26 Jan 2024, 9:13 a.m.

A BBC Panorama documentary on maternity will was broadcast on Monday 29 January 2024.

The documentary explored the challenges nationally in maternity, with a specific focus on our Trust’s maternity services. It includes the tragic deaths of two babies and a mother and interviews midwives and families.

Media statement

We are deeply sorry that failings in our care led to these tragic deaths and how devastating this has been for those families.

We are determined to learn and change when things go wrong. As a result of our internal and independent investigations we have made significant improvements to our maternity services in the past three years.

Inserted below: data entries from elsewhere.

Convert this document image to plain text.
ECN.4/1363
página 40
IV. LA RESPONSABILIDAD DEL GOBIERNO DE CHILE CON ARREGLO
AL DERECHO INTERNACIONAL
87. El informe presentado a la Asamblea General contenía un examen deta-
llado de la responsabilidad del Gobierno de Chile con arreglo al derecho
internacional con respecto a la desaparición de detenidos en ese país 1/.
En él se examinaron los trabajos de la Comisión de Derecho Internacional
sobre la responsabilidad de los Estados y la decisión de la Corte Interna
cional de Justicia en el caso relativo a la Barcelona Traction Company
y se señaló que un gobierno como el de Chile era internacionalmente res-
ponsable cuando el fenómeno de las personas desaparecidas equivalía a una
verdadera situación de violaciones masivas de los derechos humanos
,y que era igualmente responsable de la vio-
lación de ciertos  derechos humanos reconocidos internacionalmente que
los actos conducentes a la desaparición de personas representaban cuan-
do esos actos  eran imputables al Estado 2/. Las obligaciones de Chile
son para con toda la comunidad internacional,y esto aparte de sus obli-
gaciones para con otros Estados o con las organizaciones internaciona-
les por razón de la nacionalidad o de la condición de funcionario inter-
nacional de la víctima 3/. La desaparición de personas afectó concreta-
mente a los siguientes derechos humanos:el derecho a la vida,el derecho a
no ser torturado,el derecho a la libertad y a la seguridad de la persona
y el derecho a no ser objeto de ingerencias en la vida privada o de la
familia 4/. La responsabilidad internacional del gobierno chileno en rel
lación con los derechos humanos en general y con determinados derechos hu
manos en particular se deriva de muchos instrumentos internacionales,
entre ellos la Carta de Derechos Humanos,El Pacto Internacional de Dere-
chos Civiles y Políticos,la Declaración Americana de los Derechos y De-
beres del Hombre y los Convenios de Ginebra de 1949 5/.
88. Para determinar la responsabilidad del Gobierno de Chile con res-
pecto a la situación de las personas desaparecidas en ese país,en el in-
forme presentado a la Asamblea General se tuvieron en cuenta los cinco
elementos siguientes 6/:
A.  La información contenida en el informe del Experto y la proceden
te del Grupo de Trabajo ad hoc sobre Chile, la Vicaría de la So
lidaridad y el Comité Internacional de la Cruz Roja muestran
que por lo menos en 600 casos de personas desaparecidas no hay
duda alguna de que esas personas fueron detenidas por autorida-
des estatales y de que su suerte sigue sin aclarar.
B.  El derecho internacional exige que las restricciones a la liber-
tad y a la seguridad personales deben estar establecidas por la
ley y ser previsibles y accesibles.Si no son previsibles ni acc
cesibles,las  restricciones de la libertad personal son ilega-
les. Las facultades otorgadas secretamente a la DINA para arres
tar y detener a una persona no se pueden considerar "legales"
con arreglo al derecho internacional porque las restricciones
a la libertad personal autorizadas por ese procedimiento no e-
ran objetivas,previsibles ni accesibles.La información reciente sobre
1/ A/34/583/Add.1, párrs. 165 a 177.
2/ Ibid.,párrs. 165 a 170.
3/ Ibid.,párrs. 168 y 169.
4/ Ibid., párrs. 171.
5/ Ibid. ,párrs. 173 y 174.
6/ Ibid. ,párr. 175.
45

We have a new and expanded maternity leadership team and have increased the number of midwives and doctors into the service to support women and babies, alongside a range of other safety improvements, including an enhanced risk assessment process and extra daily staffing reviews on wards.

The significant changes made have been driven by our staff, working closely with families and communities, to ensure everyone has a voice so that we provide the best and safest care.

The Trust has published further information, including support for anyone affected by the documentary, on our website.

Figures used in the reporting


You can read the MBRRACE Statement here: How are maternal deaths calculated?

The national experts in maternal and neonatal deaths at Oxford University (MBRRACE) and the Local Maternity and Neonatal System, have independently reviewed the data for Gloucestershire and are clear that it is in line with the national average and is not statistically significantly different from the UK rate.

Improvements to Maternity Services

Our Maternity Services continue to go through a transformation process and as a Trust we are determined to learn and change when things go wrong.

These tragic cases panorama have reviewed took place between 2019 to 2021 and each one was independently investigated by an external body called the Healthcare Safety Investigation Branch - a body established specifically to offer an independent investigation when deaths occur in maternity.

As a result of those independent investigations and CQC inspections, we have already made significant improvements to our maternity services including:

  • New and expanded senior leadership team
  • We have increased the number of midwives and doctors into the service to support women and babies
  • Worked with staff to focus on patient safety, learning and continuous improvement
  • Introduced a new consultant midwife role, strengthening midwifery oversight of Midwifery led care
  • Ongoing recruiting and retention programme to reduce vacancies and turnover
  • Introduced a ‘Place of birth risk assessment’ to prevent delays in accessing urgent care if required
  • Three daily safety briefings to review staffing, workload and labour inductions - ensuring concerns are addressed immediately
  • Strengthened our internal Freedom to Speak Up service
  • Providing a range of support for staff, including wellbeing and psychological services, peer to peer networks, and safety champions.

Since April 2020 we have invested an additional £1.8 million to increase Maternity staffing, including obstetricians, consultants, administration support and the number of Midwives working in the department has increased from 242.99 (2020) to 263.77 (December 2023).